LXXVII
OU LE CARDINAL FAIT CE QU'IL PEUT POUR SAUVER
LES PATRIOTES, ET OU LES PATRIOTES FONT CE
QU'ILS PEUVENT POUR SE PERDRE.
Comme nous ne saurions manquer d'apprendre bientôt ce qui se passa entre l'amiral Nelson et le capitaine Scipion Lamarra, suivons le cardinal, qui revient à terre avec l'intention bien positive, ainsi qu'il l'a dit à Nelson, de maintenir le traité envers et contre tous.

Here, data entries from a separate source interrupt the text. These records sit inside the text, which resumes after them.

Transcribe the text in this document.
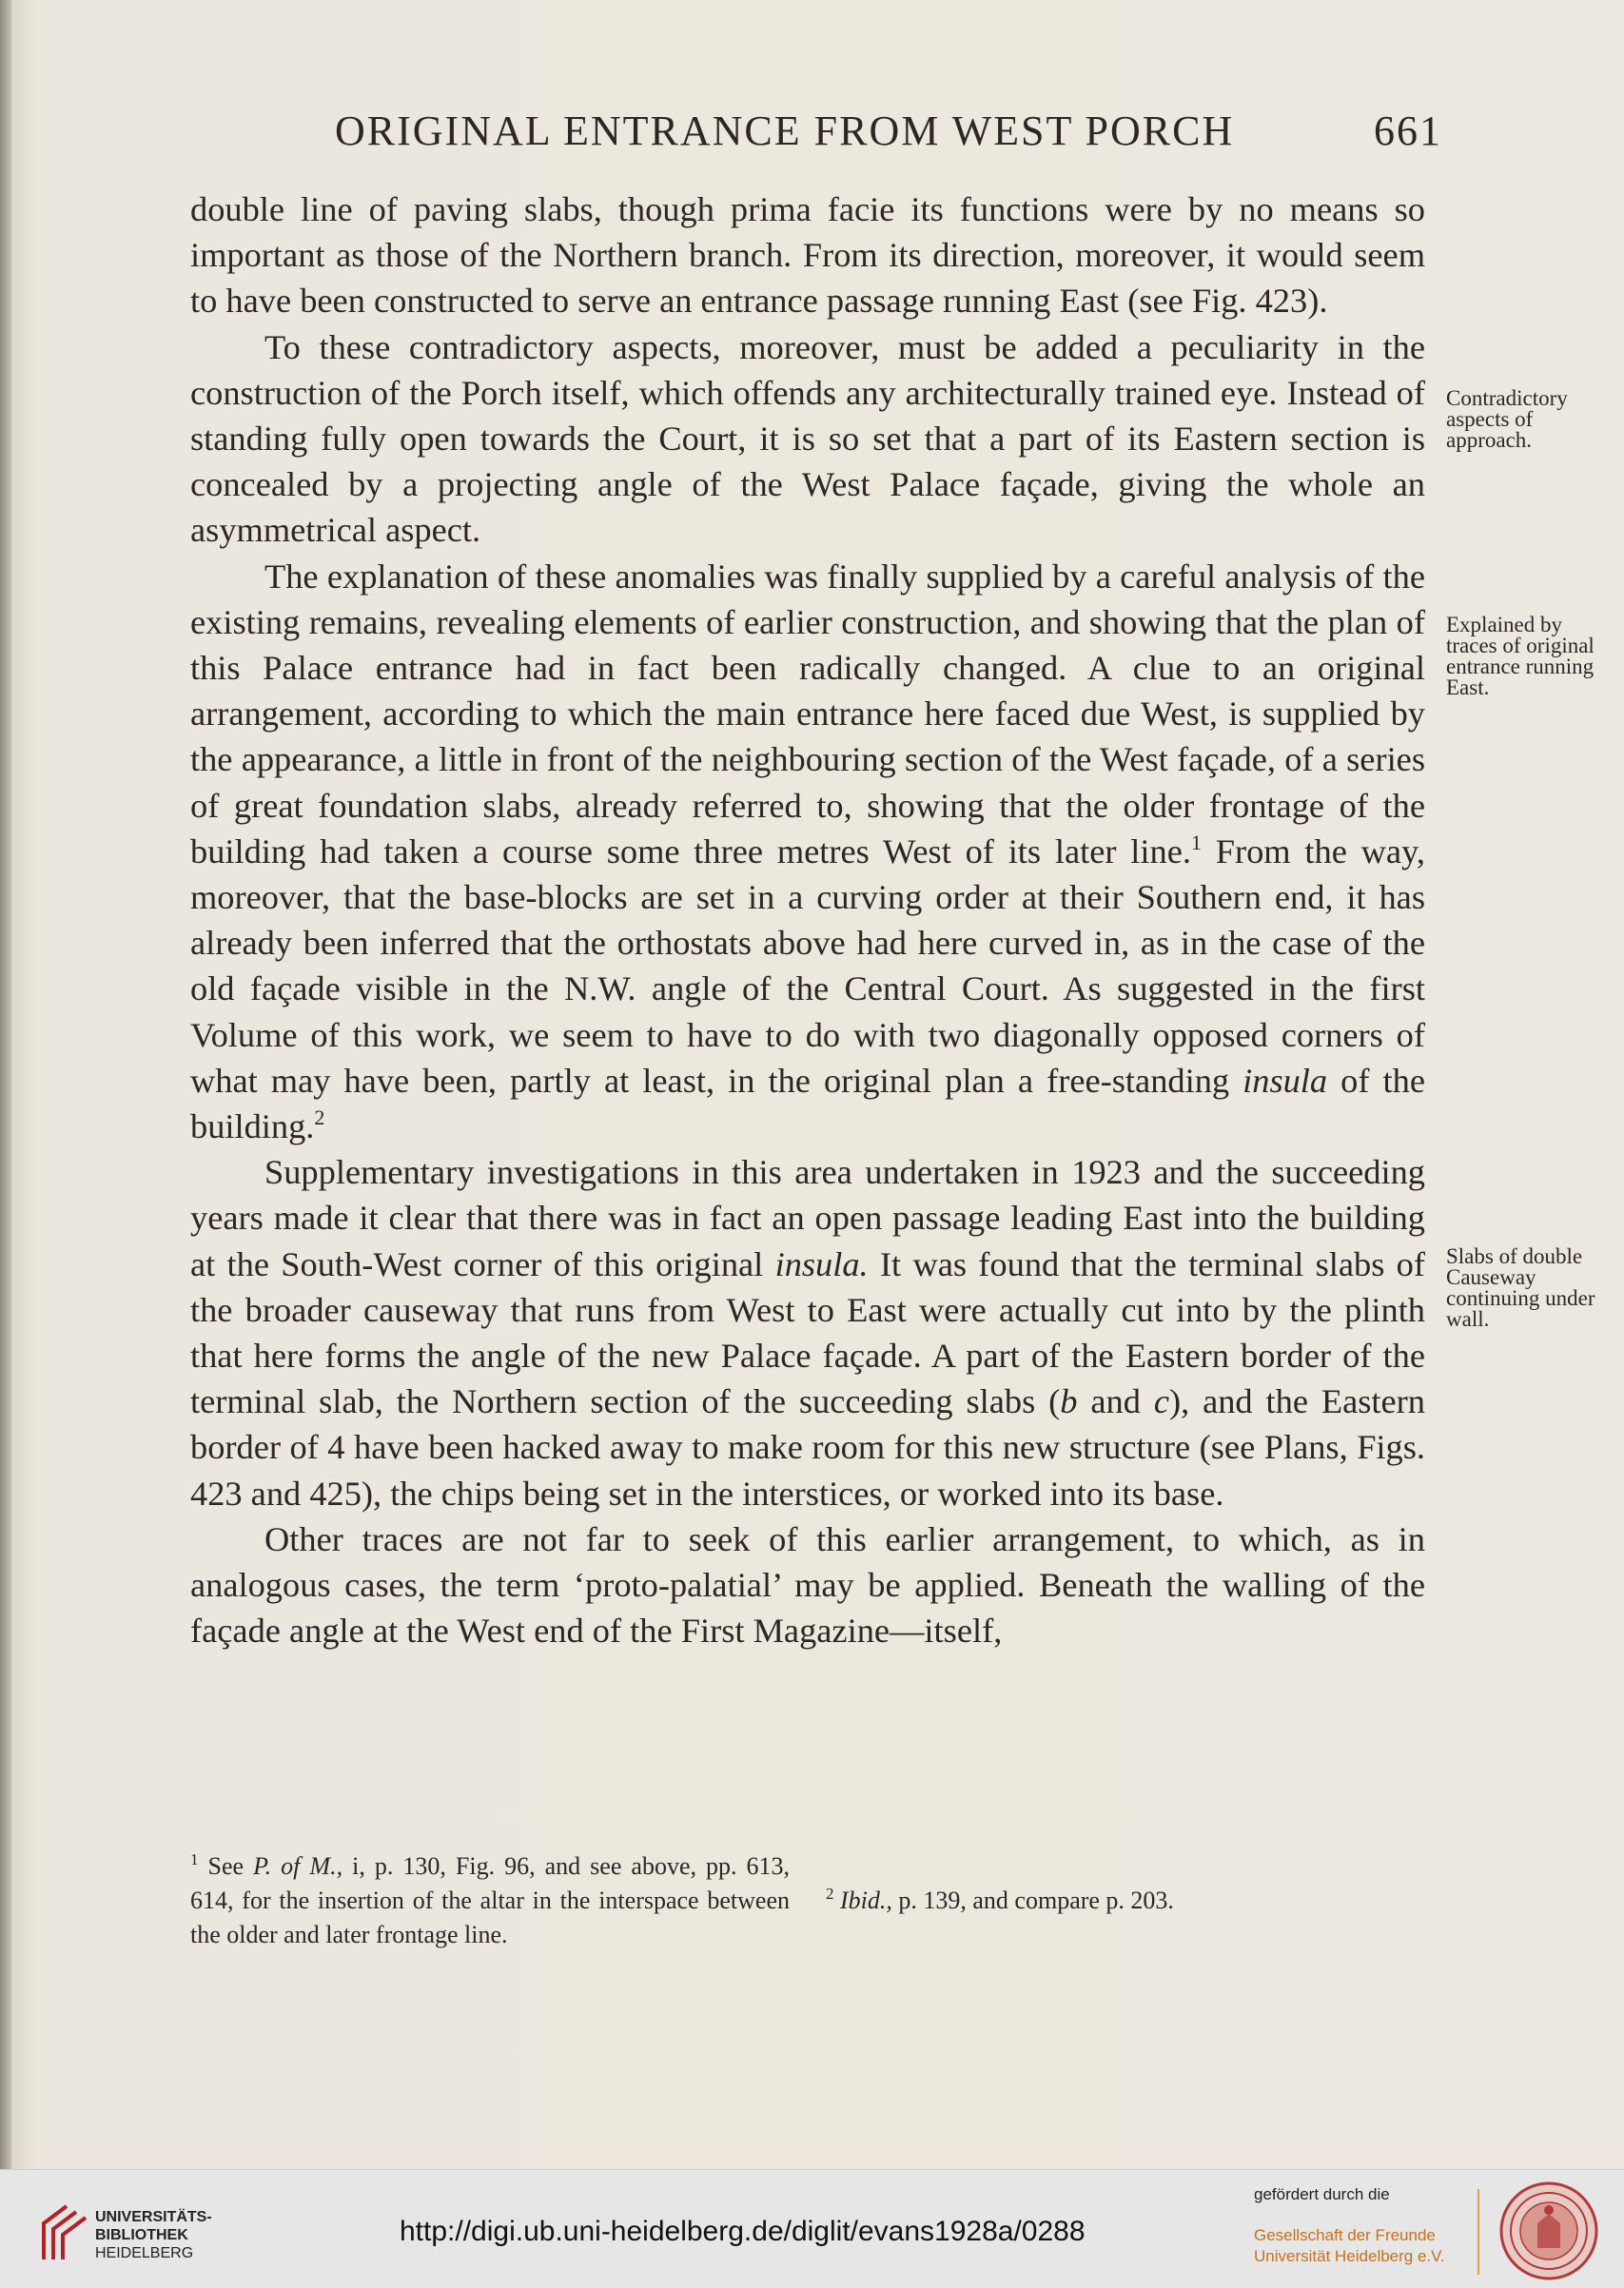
ORIGINAL ENTRANCE FROM WEST PORCH	661

double line of paving slabs, though prima facie its functions were by no means so important as those of the Northern branch. From its direction, moreover, it would seem to have been constructed to serve an entrance passage running East (see Fig. 423).

To these contradictory aspects, moreover, must be added a peculiarity in the construction of the Porch itself, which offends any architecturally trained eye. Instead of standing fully open towards the Court, it is so set that a part of its Eastern section is concealed by a projecting angle of the West Palace façade, giving the whole an asymmetrical aspect.

The explanation of these anomalies was finally supplied by a careful analysis of the existing remains, revealing elements of earlier construction, and showing that the plan of this Palace entrance had in fact been radically changed. A clue to an original arrangement, according to which the main entrance here faced due West, is supplied by the appearance, a little in front of the neighbouring section of the West façade, of a series of great foundation slabs, already referred to, showing that the older frontage of the building had taken a course some three metres West of its later line.$^1$ From the way, moreover, that the base-blocks are set in a curving order at their Southern end, it has already been inferred that the orthostats above had here curved in, as in the case of the old façade visible in the N.W. angle of the Central Court. As suggested in the first Volume of this work, we seem to have to do with two diagonally opposed corners of what may have been, partly at least, in the original plan a free-standing insula of the building.$^2$

Supplementary investigations in this area undertaken in 1923 and the succeeding years made it clear that there was in fact an open passage leading East into the building at the South-West corner of this original insula. It was found that the terminal slabs of the broader causeway that runs from West to East were actually cut into by the plinth that here forms the angle of the new Palace façade. A part of the Eastern border of the terminal slab, the Northern section of the succeeding slabs (b and c), and the Eastern border of 4 have been hacked away to make room for this new structure (see Plans, Figs. 423 and 425), the chips being set in the interstices, or worked into its base.

Other traces are not far to seek of this earlier arrangement, to which, as in analogous cases, the term ‘proto-palatial’ may be applied. Beneath the walling of the façade angle at the West end of the First Magazine—itself,

Contradictory aspects of approach.
Explained by traces of original entrance running East.
Slabs of double Causeway continuing under wall.

$^1$ See P. of M., i, p. 130, Fig. 96, and see above, pp. 613, 614, for the insertion of the altar in the interspace between the older and later frontage line.

$^2$ Ibid., p. 139, and compare p. 203.

UNIVERSITÄTS-
BIBLIOTHEK
HEIDELBERG
http://digi.ub.uni-heidelberg.de/diglit/evans1928a/0288
gefördert durch die
Gesellschaft der Freunde
Universität Heidelberg e.V.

En conséquence, aussitôt rentré dans sa maison du pont de la Madeleine, il appela près de lui le ministre Micheroux, le commandant Baillie et le capitaine Achmet. Il leur raconta comment le capitaine Foote avait, sur son chemin, rencontré l'amiral, et comment il avait ramené de Palerme, à bord du Foudroyant, sir William et Emma Lyonna, laquelle avait rapporté, pour toute réponse de la reine, le traité déchiré par elle. Après quoi, il leur raconta son entrevue avec Nelson, sir William et lady Hamilton, et leur demanda s'ils auraient le honteux courage de consentir à la violation d'un traité dans lequel ils étaient intervenus comme ministres plénipotentiaires de leurs souverains.
Les trois représentants,--celui du roi de Sicile, Micheroux,--celui de Paul Ier, Baillie,--celui du sultan Selim, Achmet,--montrèrent tous trois, à cette proposition, une indignation égale.
Alors, séance tenante, le cardinal appela son secrétaire Sacchinelli, et, en son nom et en celui des trois signataires de la capitulation, rédigea la protestation suivante.
Est-il besoin de dire que cette pièce--comme toutes les autres qui ont été publiées dans ce livre--fait partie des correspondances secrètes retrouvées par nous dans les tiroirs réservés du roi Ferdinand II?
La voici, sans autre changement que sa traduction en français:
«Le traité de la capitulation des châteaux de Naples est utile, nécessaire et honorable aux armes du roi des Deux-Siciles et de ses puissants alliés, le roi de la Grande-Bretagne, l'empereur de toutes les Russies et le sultan de la Sublime Porte ottomane, attendu que, sans autre effusion de sang, a été terminée par ce traité la guerre civile et meurtrière qui s'était élevée entre les sujets de Sa Majesté, et que ce traité a pour résultat l'expulsion de l'ennemi commun.
»En outre, ce traité ayant été solennellement conclu entre les commandants des châteaux et les représentants desdites puissances, ce serait commettre un abominable attentat contre la foi publique que de le violer ou même de ne pas le suivre exactement. En suppliant lord Nelson de le reconnaître, les représentants desdites puissances déclarent être irrévocablement déterminés à l'exécuter de point en point, et ils font responsable de sa violation devant Dieu et devant les hommes quiconque s'opposera à son exécution.»